The Italian American Experience Lecture Series is supported in part by the Association of Italian American Educators and the Long Island Regional Chapter of the Italian American Studies Association.
Tuesday, February 27, 7 p.m. Film Screening: Brooklyn Roses
211 Breslin Hall, South Campus
Speaker: Christine Noschese, associate professor in The Lawrence Herbert School of Communication
In Brooklyn Roses, Professor Noschese blends documentary and fiction to re-examine her childhood and her mother’s feminist struggles in working-class Brooklyn during the 1950s and ’60s.
The film was shot in Noschese’s childhood home, where she previously made a dramatic film about her mother called June Roses. After her mother died, Noschese returned to the house and in sorting through her mother’s belongings and props from the earlier movie, realized that her perceptions had changed and the characterizations of her mother in June Roses were incomplete. Noschese recorded new documentary footage to create Brooklyn Roses. In the process, she deconstructed the earlier account, raising questions about narrative and documentary storytelling and their capacity to convey truth.
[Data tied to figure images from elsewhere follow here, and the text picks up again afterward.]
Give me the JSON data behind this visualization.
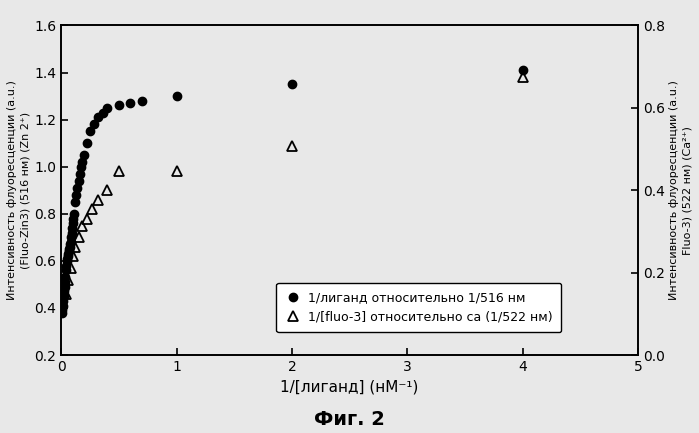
{
  "title": "Фиг. 2",
  "xlabel": "1/[лиганд] (нМ⁻¹)",
  "ylabel_left": "Интенсивность флуоресценции (a.u.)\n(Fluo-Zin3) (516 нм) (Zn 2⁺)",
  "ylabel_right": "Интенсивность флуоресценции (a.u.)\nFluo-3) (522 нм) (Ca²⁺)",
  "xlim": [
    0,
    5
  ],
  "ylim_left": [
    0.2,
    1.6
  ],
  "ylim_right": [
    0.0,
    0.8
  ],
  "xticks": [
    0,
    1,
    2,
    3,
    4,
    5
  ],
  "yticks_left": [
    0.2,
    0.4,
    0.6,
    0.8,
    1.0,
    1.2,
    1.4,
    1.6
  ],
  "yticks_right": [
    0.0,
    0.2,
    0.4,
    0.6,
    0.8
  ],
  "legend_label1": "1/лиганд относительно 1/516 нм",
  "legend_label2": "1/[fluo-3] относительно ca (1/522 нм)",
  "dots_x": [
    0.005,
    0.008,
    0.012,
    0.016,
    0.02,
    0.024,
    0.028,
    0.032,
    0.036,
    0.04,
    0.044,
    0.048,
    0.052,
    0.056,
    0.06,
    0.064,
    0.068,
    0.072,
    0.076,
    0.08,
    0.085,
    0.09,
    0.095,
    0.1,
    0.105,
    0.11,
    0.12,
    0.13,
    0.14,
    0.15,
    0.16,
    0.17,
    0.18,
    0.2,
    0.22,
    0.25,
    0.28,
    0.32,
    0.36,
    0.4,
    0.5,
    0.6,
    0.7,
    1.0,
    2.0,
    4.0
  ],
  "dots_y": [
    0.38,
    0.39,
    0.41,
    0.43,
    0.45,
    0.47,
    0.49,
    0.51,
    0.53,
    0.56,
    0.58,
    0.6,
    0.61,
    0.62,
    0.63,
    0.64,
    0.65,
    0.66,
    0.67,
    0.68,
    0.7,
    0.72,
    0.74,
    0.76,
    0.78,
    0.8,
    0.85,
    0.88,
    0.91,
    0.94,
    0.97,
    1.0,
    1.02,
    1.05,
    1.1,
    1.15,
    1.18,
    1.21,
    1.23,
    1.25,
    1.26,
    1.27,
    1.28,
    1.3,
    1.35,
    1.41
  ],
  "tri_x": [
    0.04,
    0.06,
    0.08,
    0.1,
    0.12,
    0.15,
    0.18,
    0.22,
    0.27,
    0.32,
    0.4,
    0.5,
    1.0,
    2.0,
    4.0
  ],
  "tri_y": [
    0.46,
    0.52,
    0.57,
    0.62,
    0.66,
    0.7,
    0.75,
    0.78,
    0.82,
    0.86,
    0.9,
    0.98,
    0.98,
    1.09,
    1.38
  ],
  "background_color": "#e8e8e8",
  "plot_bg_color": "#e8e8e8",
  "dot_color": "#000000",
  "tri_color": "#000000",
  "title_fontsize": 14,
  "axis_label_fontsize": 8,
  "tick_fontsize": 10,
  "legend_fontsize": 9
}
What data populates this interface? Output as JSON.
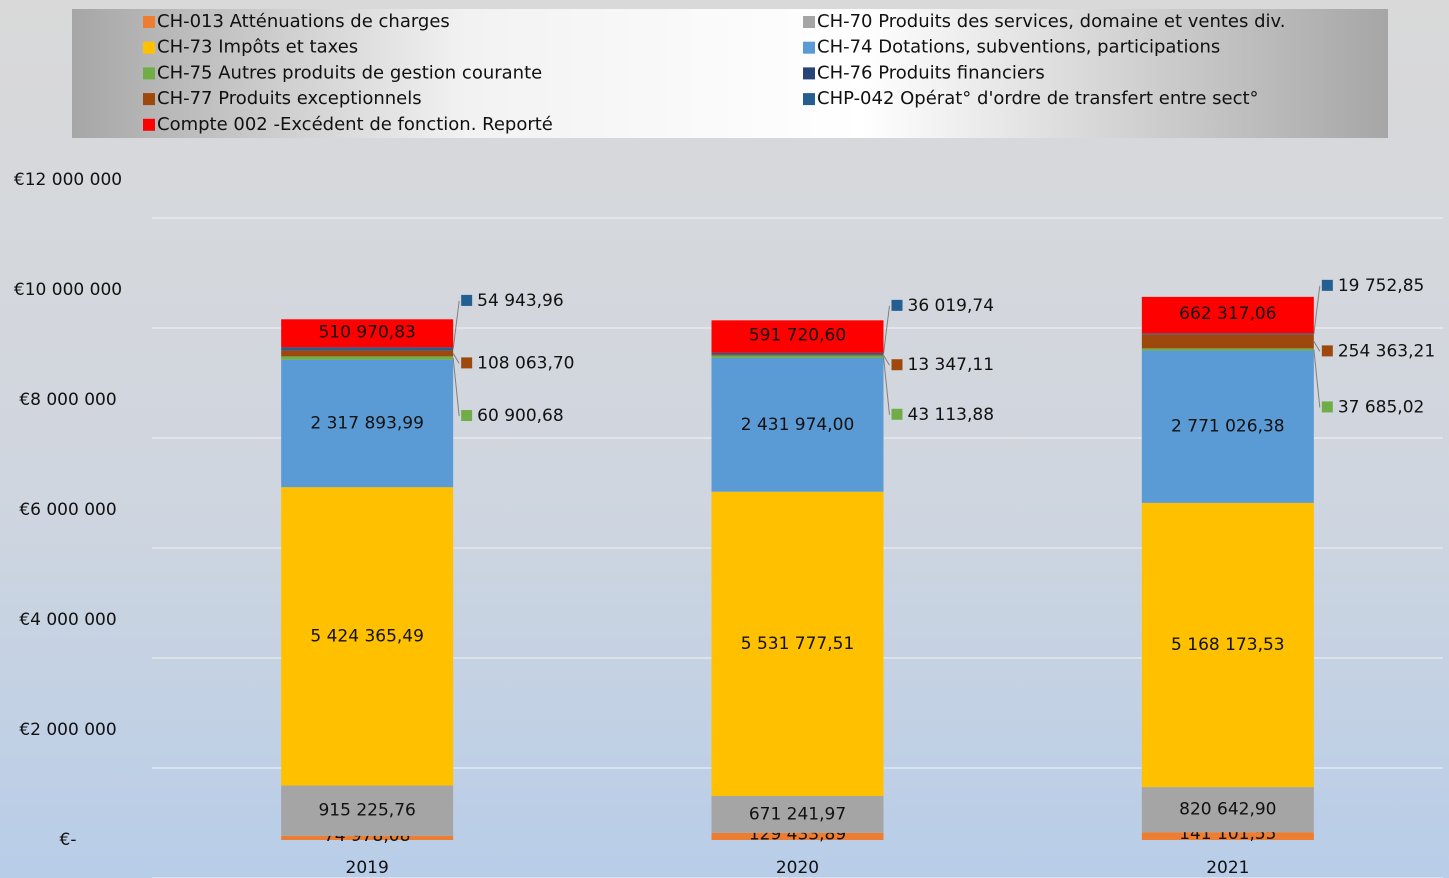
{
  "chart_data": {
    "type": "stacked_bar",
    "categories": [
      "2019",
      "2020",
      "2021"
    ],
    "series": [
      {
        "name": "CH-013 Atténuations de charges",
        "color": "#ed7d31",
        "values": [
          74978.08,
          129433.89,
          141101.55
        ],
        "value_labels": [
          "74 978,08",
          "129 433,89",
          "141 101,55"
        ]
      },
      {
        "name": "CH-70 Produits des services, domaine et ventes div.",
        "color": "#a5a5a5",
        "values": [
          915225.76,
          671241.97,
          820642.9
        ],
        "value_labels": [
          "915 225,76",
          "671 241,97",
          "820 642,90"
        ]
      },
      {
        "name": "CH-73 Impôts et taxes",
        "color": "#ffc000",
        "values": [
          5424365.49,
          5531777.51,
          5168173.53
        ],
        "value_labels": [
          "5 424 365,49",
          "5 531 777,51",
          "5 168 173,53"
        ]
      },
      {
        "name": "CH-74 Dotations, subventions, participations",
        "color": "#5b9bd5",
        "values": [
          2317893.99,
          2431974.0,
          2771026.38
        ],
        "value_labels": [
          "2 317 893,99",
          "2 431 974,00",
          "2 771 026,38"
        ]
      },
      {
        "name": "CH-75 Autres produits de gestion courante",
        "color": "#70ad47",
        "values": [
          60900.68,
          43113.88,
          37685.02
        ],
        "value_labels": [
          "60 900,68",
          "43 113,88",
          "37 685,02"
        ]
      },
      {
        "name": "CH-76 Produits financiers",
        "color": "#264478",
        "values": [
          null,
          null,
          null
        ]
      },
      {
        "name": "CH-77 Produits exceptionnels",
        "color": "#9e480e",
        "values": [
          108063.7,
          13347.11,
          254363.21
        ],
        "value_labels": [
          "108 063,70",
          "13 347,11",
          "254 363,21"
        ]
      },
      {
        "name": "CHP-042 Opérat° d'ordre de transfert entre sect°",
        "color": "#255e91",
        "values": [
          54943.96,
          36019.74,
          19752.85
        ],
        "value_labels": [
          "54 943,96",
          "36 019,74",
          "19 752,85"
        ]
      },
      {
        "name": "Compte 002 -Excédent de fonction. Reporté",
        "color": "#ff0000",
        "values": [
          510970.83,
          591720.6,
          662317.06
        ],
        "value_labels": [
          "510 970,83",
          "591 720,60",
          "662 317,06"
        ]
      }
    ],
    "ylim": [
      0,
      12000000
    ],
    "yticks": [
      {
        "value": 0,
        "label": "€-"
      },
      {
        "value": 2000000,
        "label": "€2 000 000"
      },
      {
        "value": 4000000,
        "label": "€4 000 000"
      },
      {
        "value": 6000000,
        "label": "€6 000 000"
      },
      {
        "value": 8000000,
        "label": "€8 000 000"
      },
      {
        "value": 10000000,
        "label": "€10 000 000"
      },
      {
        "value": 12000000,
        "label": "€12 000 000"
      }
    ],
    "grid": true,
    "legend": "top"
  }
}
Brooklyn Roses was named best documentary feature at the 2017 Fic Autor festival, which honors films that go beyond traditional storytelling and demonstrate strong creative vision.
Tuesday, March 13, 7 p.m. The Triangle Shirtwaist Factory Fire and Monument
Guthart Cultural Center Theater, 1st Floor, Axinn Library, South Campus
Speaker: Mary Anne Trasciatti, associate professor and chair, Department of Writing Studies and Rhetoric
President, The Triangle Factory Fire Coalition Inc.
In 1911, a fire at the Triangle Shirtwaist Factory in New York City killed 146 people, mostly Italian and Jewish immigrant women and girls. Professor Trasciatti will discuss the impact of the fire – the deadliest industrial disaster in New York City history – and how it led to reforms, including the city requiring automatic sprinklers in tall buildings and workplace fire drills. The tragedy continues to serve as a reminder of the importance of fighting for a safe workplace environment.
Tuesday, April 3, 7 p.m. When the War Came to Pulcherini: Italian Americans and the Italian Campaign, 1943-1945
Speaker: Angela Danzi, professor emerita of sociology, Farmingdale State College, SUNY, and author, From Home to Hospital: Jewish and Italian American Women and Childbirth, 1920-1940
Using family photographs and US Army visuals from World War II, this presentation explores how the wartime suffering of the civilian population in Italy may have affected the lives of Italian Americans.